Open Pit Mine Planning and Design is an excellent textbook for courses in surface mine design, open pit design, geological and excavation engineering, and in advanced open pit mine planning and design. The principles described apply worldwide. In addition, the work can be used as a practical reference by professionals. The step-by-step approach to mine design and planning offers a fast-path approach to the material for both undergraduate and graduate students. The outstanding software guides the student through the planning and design steps, and the eight drillhole data sets allow the student to practice the described principles on different mining properties (three copper properties, three iron properties and two gold properties). The well-written text, the large number of illustrative examples and case studies, the included software, the review questions and exercises and the reference lists included at the end of each chapter provide the student with all the material needed to effectively learn the theory and application of open pit mine planning and design.


The two volumes […] make up a comprehensive guidebook of all aspects related to mine planning and design and are an excellent reference for aspects such as the economic evaluation of ‘surface’ ore deposits, statistical analysis of mineralization data, open-pit mining procedures and issues such as sustainability. Each chapter ends with a detailed list of hundreds of references and bibliography, followed by a series of ‘Review combined questions and exercises’ that would assist any mining engineering lecturer in setting assignments, tests and examinations. As a handbook for any aspiring mining engineer, there is no doubt that this is a very valuable document and package.
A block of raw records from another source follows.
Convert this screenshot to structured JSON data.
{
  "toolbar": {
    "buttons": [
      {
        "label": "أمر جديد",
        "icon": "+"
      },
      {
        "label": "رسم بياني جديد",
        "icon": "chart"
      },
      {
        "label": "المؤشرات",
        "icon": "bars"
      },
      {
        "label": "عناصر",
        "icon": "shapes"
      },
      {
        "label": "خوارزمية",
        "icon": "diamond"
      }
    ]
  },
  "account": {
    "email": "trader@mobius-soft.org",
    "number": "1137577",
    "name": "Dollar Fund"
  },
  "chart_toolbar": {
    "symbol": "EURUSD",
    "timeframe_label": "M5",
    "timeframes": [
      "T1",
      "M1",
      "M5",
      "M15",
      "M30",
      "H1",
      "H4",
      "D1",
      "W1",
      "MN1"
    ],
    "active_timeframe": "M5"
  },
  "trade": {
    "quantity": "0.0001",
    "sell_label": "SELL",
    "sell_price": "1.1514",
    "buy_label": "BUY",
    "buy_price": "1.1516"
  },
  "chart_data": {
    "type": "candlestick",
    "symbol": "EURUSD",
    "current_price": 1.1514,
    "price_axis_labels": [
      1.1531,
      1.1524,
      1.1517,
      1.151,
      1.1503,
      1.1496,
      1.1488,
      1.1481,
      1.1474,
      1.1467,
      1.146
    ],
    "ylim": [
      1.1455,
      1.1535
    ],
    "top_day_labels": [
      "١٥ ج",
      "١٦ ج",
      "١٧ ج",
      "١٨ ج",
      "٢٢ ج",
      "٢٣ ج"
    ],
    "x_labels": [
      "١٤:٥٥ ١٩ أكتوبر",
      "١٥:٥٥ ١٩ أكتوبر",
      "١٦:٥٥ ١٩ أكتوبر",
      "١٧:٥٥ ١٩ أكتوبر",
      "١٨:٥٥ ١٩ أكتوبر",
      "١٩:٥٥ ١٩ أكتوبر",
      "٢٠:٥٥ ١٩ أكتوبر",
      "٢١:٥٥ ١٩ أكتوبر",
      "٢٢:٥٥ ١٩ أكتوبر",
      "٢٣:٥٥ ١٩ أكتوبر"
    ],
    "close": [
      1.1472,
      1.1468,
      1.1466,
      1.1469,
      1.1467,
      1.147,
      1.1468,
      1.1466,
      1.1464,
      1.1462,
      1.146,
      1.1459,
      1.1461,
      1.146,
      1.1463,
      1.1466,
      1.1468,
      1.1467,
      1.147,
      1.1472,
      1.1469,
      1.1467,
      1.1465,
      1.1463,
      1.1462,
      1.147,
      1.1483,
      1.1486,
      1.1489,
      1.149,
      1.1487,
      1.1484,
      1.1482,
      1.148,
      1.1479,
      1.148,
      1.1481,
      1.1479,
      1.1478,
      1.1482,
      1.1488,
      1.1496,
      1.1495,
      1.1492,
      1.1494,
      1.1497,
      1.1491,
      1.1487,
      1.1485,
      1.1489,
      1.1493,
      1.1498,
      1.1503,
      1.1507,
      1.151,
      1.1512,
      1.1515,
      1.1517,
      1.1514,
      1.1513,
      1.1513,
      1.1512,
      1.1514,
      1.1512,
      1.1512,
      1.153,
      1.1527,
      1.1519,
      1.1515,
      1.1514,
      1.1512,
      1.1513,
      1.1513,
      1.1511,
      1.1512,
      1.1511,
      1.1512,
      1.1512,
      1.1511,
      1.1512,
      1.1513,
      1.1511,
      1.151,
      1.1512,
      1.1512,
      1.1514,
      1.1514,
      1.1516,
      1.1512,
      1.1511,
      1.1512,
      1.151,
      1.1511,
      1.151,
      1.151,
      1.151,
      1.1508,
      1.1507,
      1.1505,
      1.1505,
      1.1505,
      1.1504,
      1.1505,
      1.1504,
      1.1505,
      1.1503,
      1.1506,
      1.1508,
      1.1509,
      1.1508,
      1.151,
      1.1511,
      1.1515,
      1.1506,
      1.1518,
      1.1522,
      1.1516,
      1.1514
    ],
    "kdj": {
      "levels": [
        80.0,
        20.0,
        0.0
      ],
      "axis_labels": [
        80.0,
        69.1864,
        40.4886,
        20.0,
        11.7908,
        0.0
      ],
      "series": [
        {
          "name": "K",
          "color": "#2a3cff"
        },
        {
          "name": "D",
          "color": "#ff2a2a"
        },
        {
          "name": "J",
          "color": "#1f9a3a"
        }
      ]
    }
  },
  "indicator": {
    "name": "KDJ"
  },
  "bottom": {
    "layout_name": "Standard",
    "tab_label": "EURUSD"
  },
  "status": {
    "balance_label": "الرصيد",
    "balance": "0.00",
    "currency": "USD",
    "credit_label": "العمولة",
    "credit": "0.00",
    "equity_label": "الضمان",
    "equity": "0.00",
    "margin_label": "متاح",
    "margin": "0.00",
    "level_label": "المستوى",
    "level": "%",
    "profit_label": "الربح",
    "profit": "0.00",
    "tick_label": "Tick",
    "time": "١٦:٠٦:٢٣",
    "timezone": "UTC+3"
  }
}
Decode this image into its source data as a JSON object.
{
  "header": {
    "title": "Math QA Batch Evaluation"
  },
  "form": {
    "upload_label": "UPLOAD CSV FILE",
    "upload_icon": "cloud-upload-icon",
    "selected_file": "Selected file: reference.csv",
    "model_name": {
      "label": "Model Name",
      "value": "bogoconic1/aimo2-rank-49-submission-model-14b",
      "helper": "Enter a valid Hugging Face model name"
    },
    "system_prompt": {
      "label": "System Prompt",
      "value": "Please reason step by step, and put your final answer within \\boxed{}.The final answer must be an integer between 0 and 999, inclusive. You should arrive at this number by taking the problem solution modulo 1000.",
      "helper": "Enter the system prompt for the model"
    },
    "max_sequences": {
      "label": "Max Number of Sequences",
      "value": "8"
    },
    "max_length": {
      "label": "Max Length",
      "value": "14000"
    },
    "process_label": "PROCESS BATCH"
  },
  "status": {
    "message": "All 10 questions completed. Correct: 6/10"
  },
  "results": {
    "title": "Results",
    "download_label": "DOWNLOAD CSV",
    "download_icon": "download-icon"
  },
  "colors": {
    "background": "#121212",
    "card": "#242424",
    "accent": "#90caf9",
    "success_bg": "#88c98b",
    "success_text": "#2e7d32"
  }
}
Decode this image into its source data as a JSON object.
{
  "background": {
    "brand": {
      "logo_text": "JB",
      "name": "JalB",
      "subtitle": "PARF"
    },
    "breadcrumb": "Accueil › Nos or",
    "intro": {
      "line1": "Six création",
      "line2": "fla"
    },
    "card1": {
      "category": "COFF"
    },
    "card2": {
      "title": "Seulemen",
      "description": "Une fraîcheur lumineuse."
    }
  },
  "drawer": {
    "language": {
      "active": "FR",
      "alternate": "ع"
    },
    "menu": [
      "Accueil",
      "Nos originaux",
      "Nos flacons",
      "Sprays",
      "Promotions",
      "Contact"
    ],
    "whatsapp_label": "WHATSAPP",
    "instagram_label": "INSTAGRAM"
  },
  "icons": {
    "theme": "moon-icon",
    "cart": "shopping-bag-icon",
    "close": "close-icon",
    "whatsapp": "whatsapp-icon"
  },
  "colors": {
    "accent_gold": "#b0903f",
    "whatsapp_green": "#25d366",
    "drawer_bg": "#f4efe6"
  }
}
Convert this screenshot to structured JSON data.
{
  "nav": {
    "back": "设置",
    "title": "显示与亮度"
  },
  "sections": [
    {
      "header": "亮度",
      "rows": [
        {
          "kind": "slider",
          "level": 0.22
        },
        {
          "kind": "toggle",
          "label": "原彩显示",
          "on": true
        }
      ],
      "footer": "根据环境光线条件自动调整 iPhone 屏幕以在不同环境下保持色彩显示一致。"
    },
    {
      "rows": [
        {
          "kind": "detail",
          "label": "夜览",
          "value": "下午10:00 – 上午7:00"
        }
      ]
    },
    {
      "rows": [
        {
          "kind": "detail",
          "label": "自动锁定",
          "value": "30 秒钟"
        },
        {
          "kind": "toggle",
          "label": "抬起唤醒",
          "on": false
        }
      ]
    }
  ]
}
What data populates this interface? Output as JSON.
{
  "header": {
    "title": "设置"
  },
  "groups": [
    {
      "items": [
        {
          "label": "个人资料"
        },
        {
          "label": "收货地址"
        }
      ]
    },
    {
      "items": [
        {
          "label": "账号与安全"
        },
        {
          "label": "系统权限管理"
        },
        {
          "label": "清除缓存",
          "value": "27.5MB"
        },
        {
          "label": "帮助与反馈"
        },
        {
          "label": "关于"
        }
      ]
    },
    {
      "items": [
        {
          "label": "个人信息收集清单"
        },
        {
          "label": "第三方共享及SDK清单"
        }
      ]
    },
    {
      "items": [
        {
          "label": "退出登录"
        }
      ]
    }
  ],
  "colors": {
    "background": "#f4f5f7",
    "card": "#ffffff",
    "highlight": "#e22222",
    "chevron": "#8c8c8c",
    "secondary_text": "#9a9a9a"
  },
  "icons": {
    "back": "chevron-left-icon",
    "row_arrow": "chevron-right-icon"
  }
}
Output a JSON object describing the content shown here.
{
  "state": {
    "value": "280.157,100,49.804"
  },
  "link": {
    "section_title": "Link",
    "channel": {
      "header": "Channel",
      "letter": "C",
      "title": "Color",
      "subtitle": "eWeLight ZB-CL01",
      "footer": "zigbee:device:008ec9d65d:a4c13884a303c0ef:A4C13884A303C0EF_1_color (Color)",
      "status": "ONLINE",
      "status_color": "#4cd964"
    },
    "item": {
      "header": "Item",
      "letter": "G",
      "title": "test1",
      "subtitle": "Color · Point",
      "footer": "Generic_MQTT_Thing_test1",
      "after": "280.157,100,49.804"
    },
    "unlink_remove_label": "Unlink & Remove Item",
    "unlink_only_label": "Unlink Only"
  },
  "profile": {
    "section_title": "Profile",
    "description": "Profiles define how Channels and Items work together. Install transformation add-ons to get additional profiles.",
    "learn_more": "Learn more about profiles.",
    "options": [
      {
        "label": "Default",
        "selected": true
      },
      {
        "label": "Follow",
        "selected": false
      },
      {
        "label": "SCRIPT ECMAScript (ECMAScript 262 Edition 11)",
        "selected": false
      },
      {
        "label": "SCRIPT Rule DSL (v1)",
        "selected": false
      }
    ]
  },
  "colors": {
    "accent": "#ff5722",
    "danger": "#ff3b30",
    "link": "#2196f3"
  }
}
Phil Paige-Green, Quarterly Journal of Engineering Geology and Hydrogeology, Vol. 48, 2015, pp. 264

Appropriate for diverse audiences, this book is an outstanding technical reference that provides the reader with an understanding of the fundamental principles associated with the design and planning of modern surface open-pit mines. The book is well-written and addresses topical subjects in a manner highly conducive for use in undergraduate and graduate education, as well as by a wide range of professionals interested in the subject. The text emphasizes the influence of economic and environmental considerations in mine design and planning, where applied engineering principles and approaches are effectively introduced through numerous examples and exercises. While the book is ideally suited for students in mineral related disciplines, seasoned professionals will also find it extremely useful as a technical reference. Overall, it is an excellent book that successfully introduces the interdisciplinary aspects of surface design and planning in a straight-forward, easy to understand manner that challenges the reader to think in a broader context about the subject.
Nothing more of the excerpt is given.